Sentinel founder Mary Baker Eddy found that the divine energy of God, Spirit, was so tangible and palpable it could be felt. She also found that Spirit’s opposite, material power, was so fraudulent it could be no match to the all-power of Spirit. She wrote in Science and Health with Key to the Scriptures, “Let us feel the divine energy of Spirit, bringing us into newness of life and recognizing no mortal nor material power as able to destroy” (p. 249). To feel and to know the realness of Spirit, and of Spirit’s energy, is to mentally move into a spiritual realm. As one’s consciousness abides in this realm, limits of thought recede. Outside-the-box reasoning expands. The plenty and the safety of divine energy—entirely spiritual facts—get expressed on the day-to-day, human scene.

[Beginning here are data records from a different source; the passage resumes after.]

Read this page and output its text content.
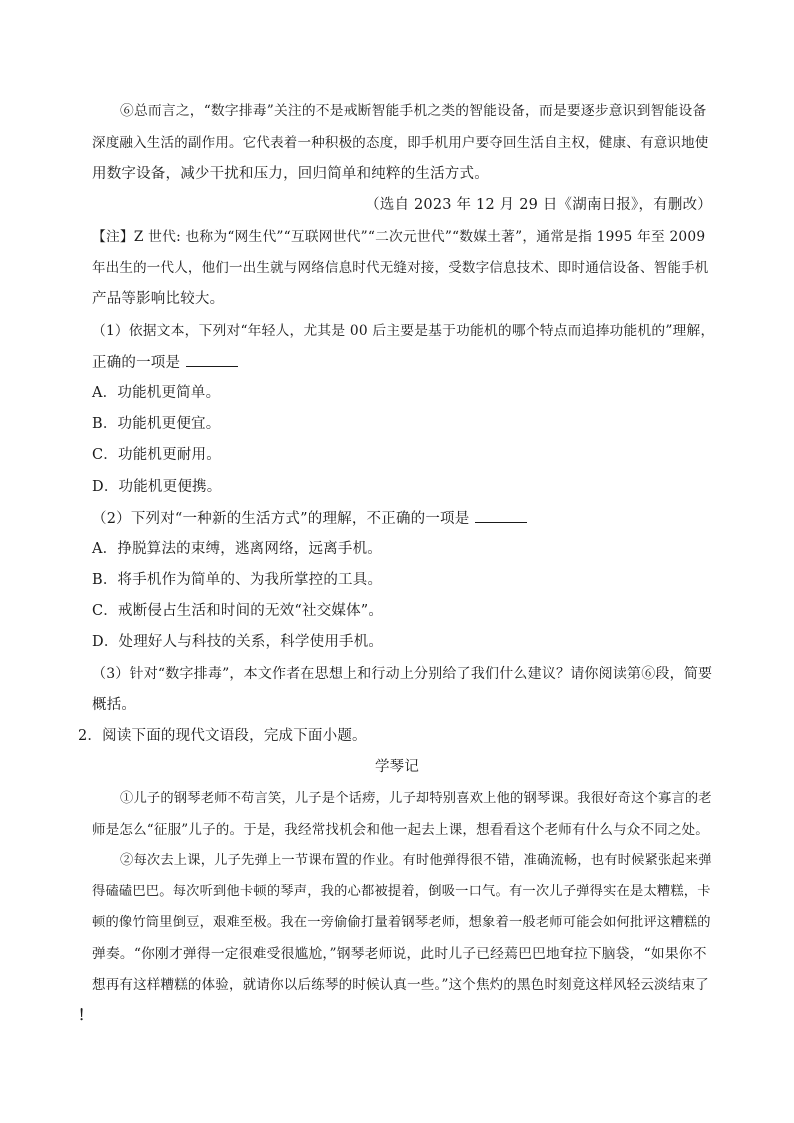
⑥总而言之，“数字排毒”关注的不是戒断智能手机之类的智能设备，而是要逐步意识到智能设备
深度融入生活的副作用。它代表着一种积极的态度，即手机用户要夺回生活自主权，健康、有意识地使
用数字设备，减少干扰和压力，回归简单和纯粹的生活方式。
（选自 2023 年 12 月 29 日《湖南日报》，有删改）
【注】Z 世代: 也称为“网生代”“互联网世代”“二次元世代”“数媒土著”，通常是指 1995 年至 2009
年出生的一代人，他们一出生就与网络信息时代无缝对接，受数字信息技术、即时通信设备、智能手机
产品等影响比较大。
（1）依据文本，下列对“年轻人，尤其是 00 后主要是基于功能机的哪个特点而追捧功能机的”理解，
正确的一项是
A．功能机更简单。
B．功能机更便宜。
C．功能机更耐用。
D．功能机更便携。
（2）下列对“一种新的生活方式”的理解，不正确的一项是
A．挣脱算法的束缚，逃离网络，远离手机。
B．将手机作为简单的、为我所掌控的工具。
C．戒断侵占生活和时间的无效“社交媒体”。
D．处理好人与科技的关系，科学使用手机。
（3）针对“数字排毒”，本文作者在思想上和行动上分别给了我们什么建议？请你阅读第⑥段，简要
概括。
2．阅读下面的现代文语段，完成下面小题。
学琴记
①儿子的钢琴老师不苟言笑，儿子是个话痨，儿子却特别喜欢上他的钢琴课。我很好奇这个寡言的老
师是怎么“征服”儿子的。于是，我经常找机会和他一起去上课，想看看这个老师有什么与众不同之处。
②每次去上课，儿子先弹上一节课布置的作业。有时他弹得很不错，准确流畅，也有时候紧张起来弹
得磕磕巴巴。每次听到他卡顿的琴声，我的心都被提着，倒吸一口气。有一次儿子弹得实在是太糟糕，卡
顿的像竹筒里倒豆，艰难至极。我在一旁偷偷打量着钢琴老师，想象着一般老师可能会如何批评这糟糕的
弹奏。“你刚才弹得一定很难受很尴尬，”钢琴老师说，此时儿子已经蔫巴巴地耷拉下脑袋，“如果你不
想再有这样糟糕的体验，就请你以后练琴的时候认真一些。”这个焦灼的黑色时刻竟这样风轻云淡结束了
！
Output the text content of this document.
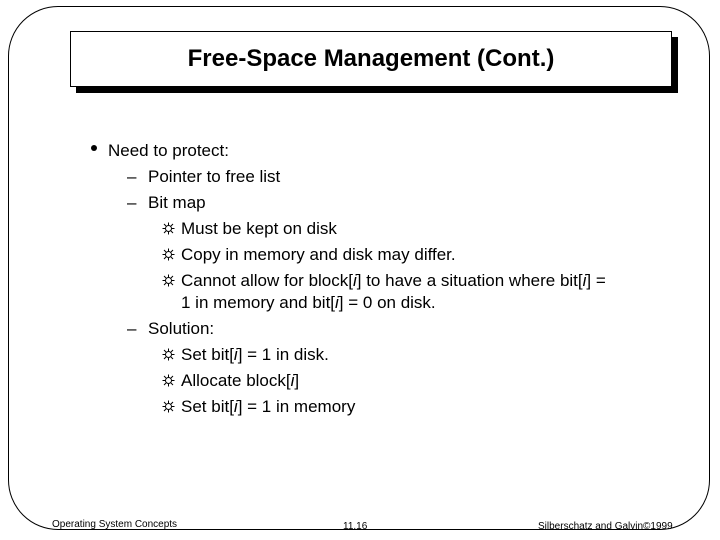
Free-Space Management (Cont.)
Need to protect:
– Pointer to free list
– Bit map
Must be kept on disk
Copy in memory and disk may differ.
Cannot allow for block[i] to have a situation where bit[i] =
1 in memory and bit[i] = 0 on disk.
– Solution:
Set bit[i] = 1 in disk.
Allocate block[i]
Set bit[i] = 1 in memory
Operating System Concepts	11.16	Silberschatz and Galvin©1999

Consciousness, filled with inspiration from the Mind that is God, tends to lift the mental environment for everyone. This consciousness becomes a kind of spiritual underpinning for positive endeavors—including those of the experts in energy development. People may know nothing about the leavening impact one individual’s inspired consciousness may have on the overall mental climate. Yet those people still benefit. Inspiration has a way of spilling over and delivering a widely felt, often little understood, blessing that can help innovators grow more innovative and can open up new answers.
To take one example, a potential game-changer in the energy world grabbed headlines a few months back. Researchers announced the creation of an “artificial leaf”—an energy source that mimics how plants generate energy. It’s the size of a credit card, runs on a tiny amount of water, and is ten times more efficient than an actual leaf. Its impact, especially in the developing world, could be immense if it lives up to its promise.
That’s just one useful reminder that wonderfully outside-the-box solutions still occur today, as they occurred during Moses’ day. All it takes is one person willing to quietly turn to Mind, the source of all inspiration. Experts and nonexperts are lifted by our prayers, at least in some degree, to develop and discover useful answers to stubborn problems. The plenty and the safety, so characteristic of “the divine energy of Spirit,” appear in practical ways—and everyone benefits.
Channing Walker is a Christian Science practitioner. He lives in Mountain Center, California.